CLEARING is pleased to present a solo presentation at LISTE by New York based artist Zak Kitnick. In his work, Kitnick (b. 1984 in Los Angeles, California) deals with found patterns and designs, inverting the boundaries between art, architecture, interior design and commodity production. Exploring how these parallel worlds borrow from each other, acquiring and defusing each other’s potential, Kitnick’s work attempts to explore the tenuous boundaries between art and decor. In his work, utilitarian objects-- easy-to-use, easy-to-ignore products of daily life-- are abstracted by the systems that organize them, their structure overwhelming the subject matter. Kitnick’s sculptures look at how ‘form-follows-function’ design became a ‘style.’
For LISTE, Kitnick refers to a simple mode of communication: the invention of the standard Bell Telephone dialing pattern. Years ago Kitnick came across a document outlining the testing of 18 experimental dialing patterns to replace the rotary telephone. As the technology around the rotary telephone changed and no longer dictated a circular form, Bell was set with the task of inventing a new format. What would the future look like? Using a scientific method, measuring the interaction between man and machine, they narrowed it down to the current now universal pattern. The original test pattern variations became a site for the potential of a single object. For the cast aluminum sculptures presented at LISTE, Kitnick reimagines a set of 8 alternative patterns. In the works, dichotomies erupt—haptic/optic, image/object, art/decoration— while also questioning pivotal art historical precedents: the monochrome and the grid. The works indicate an important step in Kitnick’s practice, one that addresses a rotating set of concerns: the Aestheticization of Information, Information as Decoration, Decoration as Organization and Organization as Aestheticization.
In a related series of papier maché sculptures, Kitnick continues to recruit objects of disuse; in this case, telephones. In these sculptures Kitnick, calls on personal and collective memories, the desire to be alone, and for camaraderie, the desire to unplug, disengage, and to remain active.
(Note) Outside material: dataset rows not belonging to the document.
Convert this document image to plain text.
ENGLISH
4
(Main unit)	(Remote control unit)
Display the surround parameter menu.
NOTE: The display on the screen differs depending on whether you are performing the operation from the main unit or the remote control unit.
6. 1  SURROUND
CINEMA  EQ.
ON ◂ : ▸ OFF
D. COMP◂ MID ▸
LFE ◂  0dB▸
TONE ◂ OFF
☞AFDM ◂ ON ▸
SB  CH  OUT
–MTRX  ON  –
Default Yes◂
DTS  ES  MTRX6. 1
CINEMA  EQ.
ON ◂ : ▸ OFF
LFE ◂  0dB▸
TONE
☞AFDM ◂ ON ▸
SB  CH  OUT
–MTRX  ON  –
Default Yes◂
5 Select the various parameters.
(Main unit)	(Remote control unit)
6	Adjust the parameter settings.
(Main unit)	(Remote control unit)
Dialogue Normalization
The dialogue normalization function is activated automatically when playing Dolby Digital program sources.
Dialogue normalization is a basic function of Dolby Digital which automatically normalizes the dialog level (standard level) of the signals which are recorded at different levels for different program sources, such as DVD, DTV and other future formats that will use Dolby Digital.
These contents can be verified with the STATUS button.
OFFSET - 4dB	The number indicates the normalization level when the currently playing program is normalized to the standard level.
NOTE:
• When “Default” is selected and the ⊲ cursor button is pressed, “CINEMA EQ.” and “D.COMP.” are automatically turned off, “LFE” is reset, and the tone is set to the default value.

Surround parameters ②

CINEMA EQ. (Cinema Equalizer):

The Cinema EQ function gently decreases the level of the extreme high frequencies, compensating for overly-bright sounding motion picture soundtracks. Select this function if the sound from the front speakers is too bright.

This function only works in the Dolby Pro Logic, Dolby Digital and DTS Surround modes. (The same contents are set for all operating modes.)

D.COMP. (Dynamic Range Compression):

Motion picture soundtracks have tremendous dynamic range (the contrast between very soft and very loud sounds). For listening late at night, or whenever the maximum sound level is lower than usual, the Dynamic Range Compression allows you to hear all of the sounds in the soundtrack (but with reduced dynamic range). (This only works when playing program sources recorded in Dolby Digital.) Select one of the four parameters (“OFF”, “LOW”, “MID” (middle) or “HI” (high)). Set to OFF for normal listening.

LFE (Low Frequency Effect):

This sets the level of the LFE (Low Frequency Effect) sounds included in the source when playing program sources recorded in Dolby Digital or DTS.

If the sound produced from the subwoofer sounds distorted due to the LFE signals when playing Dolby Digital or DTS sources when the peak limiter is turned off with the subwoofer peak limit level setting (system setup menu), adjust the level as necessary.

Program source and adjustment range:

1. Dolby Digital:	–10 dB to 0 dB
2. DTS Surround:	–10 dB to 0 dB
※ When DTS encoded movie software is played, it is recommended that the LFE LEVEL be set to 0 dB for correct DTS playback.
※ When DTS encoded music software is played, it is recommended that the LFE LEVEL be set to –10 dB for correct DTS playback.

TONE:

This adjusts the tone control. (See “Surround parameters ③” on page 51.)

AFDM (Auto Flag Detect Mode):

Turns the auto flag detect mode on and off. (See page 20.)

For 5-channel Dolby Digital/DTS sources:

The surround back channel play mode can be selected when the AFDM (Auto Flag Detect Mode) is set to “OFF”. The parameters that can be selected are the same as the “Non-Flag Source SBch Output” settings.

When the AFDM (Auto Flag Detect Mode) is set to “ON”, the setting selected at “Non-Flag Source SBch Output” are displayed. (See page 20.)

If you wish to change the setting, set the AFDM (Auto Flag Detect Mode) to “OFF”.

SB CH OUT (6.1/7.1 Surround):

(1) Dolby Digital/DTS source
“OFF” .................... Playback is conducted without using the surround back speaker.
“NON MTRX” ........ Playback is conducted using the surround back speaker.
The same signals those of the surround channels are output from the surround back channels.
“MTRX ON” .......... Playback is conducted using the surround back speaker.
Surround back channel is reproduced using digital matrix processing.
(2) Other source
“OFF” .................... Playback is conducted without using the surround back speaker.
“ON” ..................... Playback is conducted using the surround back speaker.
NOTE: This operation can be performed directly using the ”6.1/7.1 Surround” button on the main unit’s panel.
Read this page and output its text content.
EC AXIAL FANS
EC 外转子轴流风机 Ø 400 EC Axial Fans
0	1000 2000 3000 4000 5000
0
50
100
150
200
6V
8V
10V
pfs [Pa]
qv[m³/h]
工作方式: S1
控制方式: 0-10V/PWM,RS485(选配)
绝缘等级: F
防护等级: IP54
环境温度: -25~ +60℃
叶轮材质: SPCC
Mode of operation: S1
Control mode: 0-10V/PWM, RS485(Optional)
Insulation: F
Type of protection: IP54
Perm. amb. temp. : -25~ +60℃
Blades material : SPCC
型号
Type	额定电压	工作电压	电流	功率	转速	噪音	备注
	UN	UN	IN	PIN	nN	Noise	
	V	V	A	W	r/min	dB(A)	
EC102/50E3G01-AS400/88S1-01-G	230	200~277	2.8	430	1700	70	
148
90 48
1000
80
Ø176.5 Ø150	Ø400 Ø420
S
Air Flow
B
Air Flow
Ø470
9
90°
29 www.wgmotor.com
Kitnick creates a quasi private, quasi public, quasi institutional space, somewhere between connection and alienation. Finding connections between artwork and viewer, between institution and city, between headspace and auxiliary brain, Kitnick’s works are a meditation on modern media, on how we engage with each other though objects. The phone is an object that joins the head to the hand. Here again, Kitnick embraces the cracks, fissures, and imperfections of both mass-produced and hand-made objects, examining objects that either lie outside our field of vision or are rendered invisible by their ubiquity.
In another body of work Kitnick layers sheets of cut steel, creating negative space for light and air to travel through. The bunker-like reinforcements deal with the built environment while proceeding from the legacies of Minimalism. By again employing visual vocabulary such as the monochrome, the binary logic of positive/negative and vertical/horizontal, he imagines a play between the aesthetic and the functional. Drawing on collective fantasies surrounding war, the works are neither slick nor expressionist, they have the potential to be functional; they recall doomsday preppers. Yet through a series of cuts and layers, poetic compositions emerge that are both fluid and fragmented, that explore the divisions of interior and exterior. The cuts here are into the wall-like planes of the sculpture, problematizing the borders between art and architecture, or between autonomous and site-specific artwork.
Maintaining a practice that positions sculpture in dialogue with design and architecture, Kitnick continues mapping the intersections of function and ornamentation, reminding us that being "in touch” has always been tactile.